Recall, a large claim under Seller’s interest ( approximately INR 25 million) where the export on CFR terms to a government-owned organisation in an African country got damaged and was rejected. All the documents were in order and assessment agreed too. Insurer insisted on a subrogation which the insured refused to give citing business reasons. Now the insured was a large pharma manufacturer and an invaluable client for the insurer. It was finally agreed that although a subrogation letter would be taken to complete the documentation, no recovery action would be initiated against the buyer.
Another important point to be noted is that, claim if any will be paid to the seller (insured) in India in Indian Rupees only. So, following a loss assessment, one of the documents sought by insurers is a ‘ No Objection certificate’ from the buyer, confirming that he had not effected payment of the concerned invoice and he has no objection if the claim proceeds are made to the seller. On the one hand, it is warranted that the existence of this insurance should not be divulged to the buyer, on the other a NOC is sought from the buyer. Possibly, after a loss , the warranty becomes inoperative and the existence of this insurance can be made known to the buyer. There have been instances where the relations between seller and buyer had soured following the loss/damage. Buyers had refused to issue NOC and the sellers ( the claimant) had submitted forged documents purportedly from the buyers.

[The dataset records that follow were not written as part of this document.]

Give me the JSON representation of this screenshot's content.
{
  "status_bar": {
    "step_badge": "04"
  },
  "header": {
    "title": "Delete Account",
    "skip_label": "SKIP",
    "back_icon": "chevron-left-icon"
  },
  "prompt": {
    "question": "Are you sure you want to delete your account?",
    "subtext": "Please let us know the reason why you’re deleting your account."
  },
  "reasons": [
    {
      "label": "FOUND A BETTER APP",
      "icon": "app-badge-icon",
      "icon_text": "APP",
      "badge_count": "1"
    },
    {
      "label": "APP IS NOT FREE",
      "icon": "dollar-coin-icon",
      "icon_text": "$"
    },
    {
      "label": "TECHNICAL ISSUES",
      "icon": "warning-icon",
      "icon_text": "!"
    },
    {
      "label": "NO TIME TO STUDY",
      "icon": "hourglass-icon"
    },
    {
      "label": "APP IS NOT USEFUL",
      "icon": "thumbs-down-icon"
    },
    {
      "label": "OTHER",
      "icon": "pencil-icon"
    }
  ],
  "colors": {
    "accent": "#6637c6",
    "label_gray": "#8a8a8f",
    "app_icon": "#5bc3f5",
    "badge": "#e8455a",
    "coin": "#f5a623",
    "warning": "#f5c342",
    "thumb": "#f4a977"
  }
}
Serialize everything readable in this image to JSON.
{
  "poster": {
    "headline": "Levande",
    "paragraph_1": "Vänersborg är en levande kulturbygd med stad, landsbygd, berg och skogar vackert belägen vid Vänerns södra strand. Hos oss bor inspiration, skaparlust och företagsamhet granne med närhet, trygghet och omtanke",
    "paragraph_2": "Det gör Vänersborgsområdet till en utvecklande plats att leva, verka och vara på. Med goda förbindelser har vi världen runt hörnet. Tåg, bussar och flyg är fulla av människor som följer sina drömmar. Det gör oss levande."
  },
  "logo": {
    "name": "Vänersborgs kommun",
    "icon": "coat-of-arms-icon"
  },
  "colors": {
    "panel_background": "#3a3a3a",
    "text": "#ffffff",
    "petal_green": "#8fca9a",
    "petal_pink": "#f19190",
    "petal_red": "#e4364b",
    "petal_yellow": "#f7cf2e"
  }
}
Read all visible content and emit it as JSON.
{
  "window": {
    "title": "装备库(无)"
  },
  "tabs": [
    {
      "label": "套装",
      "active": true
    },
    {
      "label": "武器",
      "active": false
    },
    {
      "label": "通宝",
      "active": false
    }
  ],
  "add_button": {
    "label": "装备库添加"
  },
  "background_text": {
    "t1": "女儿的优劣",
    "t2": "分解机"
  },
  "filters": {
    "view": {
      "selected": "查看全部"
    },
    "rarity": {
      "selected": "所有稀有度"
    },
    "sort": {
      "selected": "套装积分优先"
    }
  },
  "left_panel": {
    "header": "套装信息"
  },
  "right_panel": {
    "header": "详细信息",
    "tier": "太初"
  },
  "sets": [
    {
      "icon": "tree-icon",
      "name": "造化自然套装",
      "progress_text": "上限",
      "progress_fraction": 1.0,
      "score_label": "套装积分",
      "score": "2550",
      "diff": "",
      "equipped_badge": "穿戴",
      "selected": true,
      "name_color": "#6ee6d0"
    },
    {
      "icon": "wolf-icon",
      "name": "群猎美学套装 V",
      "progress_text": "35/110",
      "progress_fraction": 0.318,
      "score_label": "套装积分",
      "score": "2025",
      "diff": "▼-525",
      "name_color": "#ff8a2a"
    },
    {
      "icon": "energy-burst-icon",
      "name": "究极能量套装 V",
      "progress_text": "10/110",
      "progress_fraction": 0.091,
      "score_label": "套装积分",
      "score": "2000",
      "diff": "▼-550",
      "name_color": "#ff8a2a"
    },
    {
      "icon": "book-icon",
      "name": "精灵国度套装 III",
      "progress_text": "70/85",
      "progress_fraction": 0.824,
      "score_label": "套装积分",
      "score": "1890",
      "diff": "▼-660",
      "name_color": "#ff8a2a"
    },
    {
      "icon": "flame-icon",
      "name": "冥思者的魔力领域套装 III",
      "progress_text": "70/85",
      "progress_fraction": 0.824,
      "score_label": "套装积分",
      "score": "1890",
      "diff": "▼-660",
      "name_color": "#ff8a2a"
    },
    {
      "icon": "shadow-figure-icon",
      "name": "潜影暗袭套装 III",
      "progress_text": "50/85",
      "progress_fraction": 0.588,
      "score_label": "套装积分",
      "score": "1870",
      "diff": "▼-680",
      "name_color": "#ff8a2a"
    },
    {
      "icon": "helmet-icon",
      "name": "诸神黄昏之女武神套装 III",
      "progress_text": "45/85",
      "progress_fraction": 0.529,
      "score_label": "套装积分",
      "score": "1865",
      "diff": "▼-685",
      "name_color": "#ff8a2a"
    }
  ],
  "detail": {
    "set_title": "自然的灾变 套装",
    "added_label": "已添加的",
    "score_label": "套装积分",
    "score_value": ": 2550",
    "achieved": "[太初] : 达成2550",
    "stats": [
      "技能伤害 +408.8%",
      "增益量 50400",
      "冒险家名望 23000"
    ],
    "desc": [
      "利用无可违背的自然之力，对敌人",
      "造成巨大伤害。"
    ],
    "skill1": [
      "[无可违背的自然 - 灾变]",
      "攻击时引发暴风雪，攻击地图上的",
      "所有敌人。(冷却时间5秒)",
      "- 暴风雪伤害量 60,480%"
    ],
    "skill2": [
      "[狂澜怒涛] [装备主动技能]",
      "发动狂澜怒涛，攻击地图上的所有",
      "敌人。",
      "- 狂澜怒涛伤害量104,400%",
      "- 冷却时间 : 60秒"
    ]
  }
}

At the other end of the spectrum are the cases where seller and buyer connive. The existence of this cover is well known to the buyer. A fictitious export takes place or an export showing inflated values is insured with Seller’s interest clause. The buyer gladly gives a NOC and when the insurer makes a settlement, the Enforcement Directorate lands up. Why? The exporter laps up all the export incentives and benefits given, conjures up the documentation and also gets paid under Seller’s interest. Insurers will do well to make sure that the export documentation is in order and losses, if any, after export reported to the concerned authorities.
The ease with which Seller’s Interest is granted by underwriters is often a nightmare for claim handlers.